Türkiye-AB ilişkilerinde önemli bir aşamaya gelinmiş, üyelik müzakereleri başlamıştır. Yakaladığımız hız ve azmi bundan sonra da kaybetmemek için gereksiz tartışmalarla vakit harcamamalıyız, popülist ve siyasi tartışmalara boğulup Türkiye'nin geleceği için bu kadar önemli olan bir konuda yavaşlamaya ve hele gerilemeye tahammül edilemez, buna izin verilemez.''
''KUTUPLAŞMA, TÜRKİYE'YE KÖTÜLÜK YAPMAKTIR''
İş adamları olarak neler istediklerini de dile getiren Hisarcıklıoğlu, kendilerini popülizm değil, geleceği, geriye değil ileriye bakmayı istediklerini bildirdi. Büyük bedeller ödeyerek kazandıkları ekonomik istikrardan tekrar geriye dönmek istemediklerini ifade eden Hisarcıklıoğlu, ''İktidarı, muhalefeti ve sivil toplumuyla siyasi ve ekonomik istikrarın hayati öneme haiz olduğunu görmeli, bunun sarsılmasına yol açmaktan özellikle kaçınmalıyız. Politik kutuplaşmaların yol açtığı çatışmalarla zaman kaybetmek, yıldızının parladığı bu anda Türkiye'ye kötülük yapmaktır'' dedi.

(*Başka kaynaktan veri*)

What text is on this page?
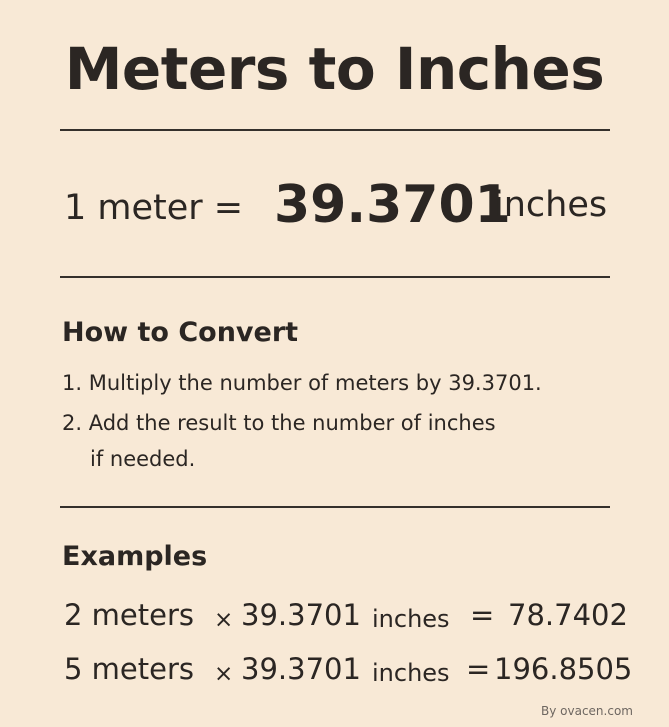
Meters to Inches
1 meter = 39.3701
inches
How to Convert
1. Multiply the number of meters by 39.3701.
2. Add the result to the number of inches
if needed.
Examples
2 meters × 39.3701 inches = 78.7402
5 meters × 39.3701 inches = 196.8505
By ovacen.com
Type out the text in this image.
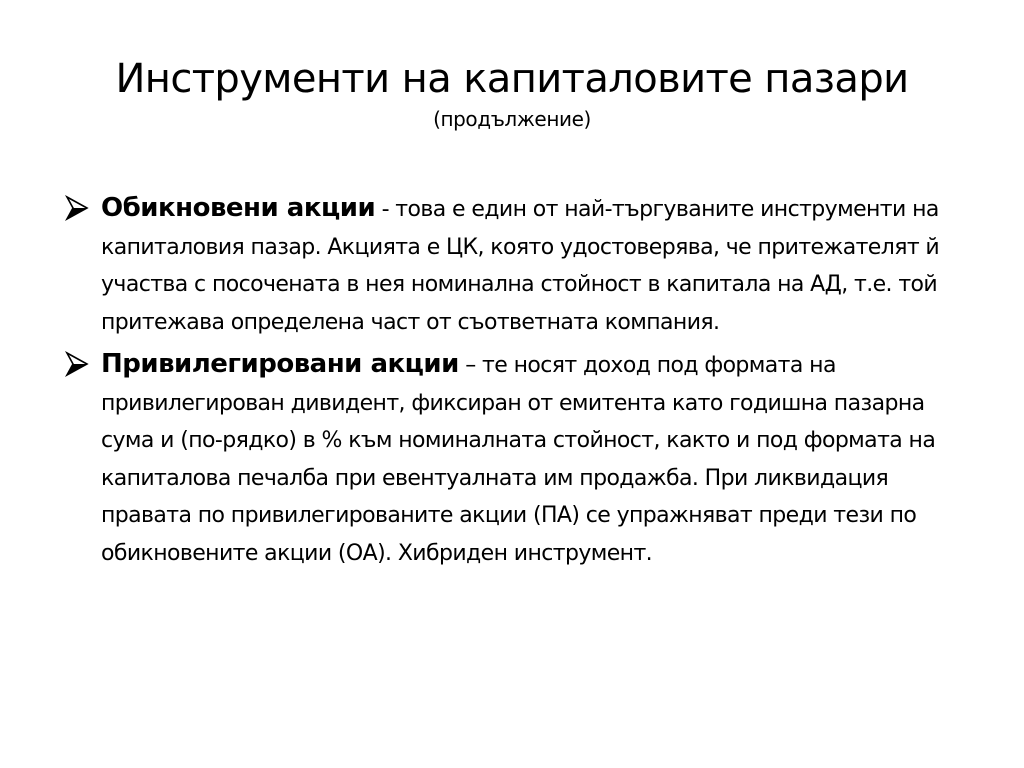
Инструменти на капиталовите пазари
(продължение)
Обикновени акции - това е един от най-търгуваните инструменти на капиталовия пазар. Акцията е ЦК, която удостоверява, че притежателят й участва с посочената в нея номинална стойност в капитала на АД, т.е. той притежава определена част от съответната компания.
Привилегировани акции – те носят доход под формата на привилегирован дивидент, фиксиран от емитента като годишна пазарна сума и (по-рядко) в % към номиналната стойност, както и под формата на капиталова печалба при евентуалната им продажба. При ликвидация правата по привилегированите акции (ПА) се упражняват преди тези по обикновените акции (ОА). Хибриден инструмент.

Hisarcıklıoğlu, geçmişte bu çatışma kültürünün başta Türkiye olmak üzere herkese kaybettirdiğini belirterek, kavga ve kutuplaşma değil, başlayan dönüşüm sürecinin uzlaşma içinde doğru bir şekilde yönetebilmeye ihtiyaç olduğunu söyledi.
Konuşmasının sonunda ''Biz kendimize, müteşebbis gücümüze güveniyoruz, karşımıza kim çıkarsa çıksın başarılı oluruz, yeter ki hep birlikte duralım. Biz Türkiye ekonomisini modernleştirecek ve güçlendirecek bu dönüşüm sürecinin destekçisiyiz, destekçisi olmaya da devam edeceğiz'' diyen Hisarcıklıoğlu, reformların layıkıyla yapılması ve yapısal dönüşümün tamamlanması halinde kendilerinden sonra ülkeyi emanet edecekleri nesillere tarihi bir başarı öyküsü bırakmış olacaklarını kaydetti.
TOBB Başkanı Hisarcıklıoğlu'nun konuşması, zaman zaman delegelerin alkışlarıyla kesildi.
Genel kurul devam ederken Başbakan ve bakanlara aşçılar tarafından lokma tatlısı ve şerbet dağıtılması dikkati çekti.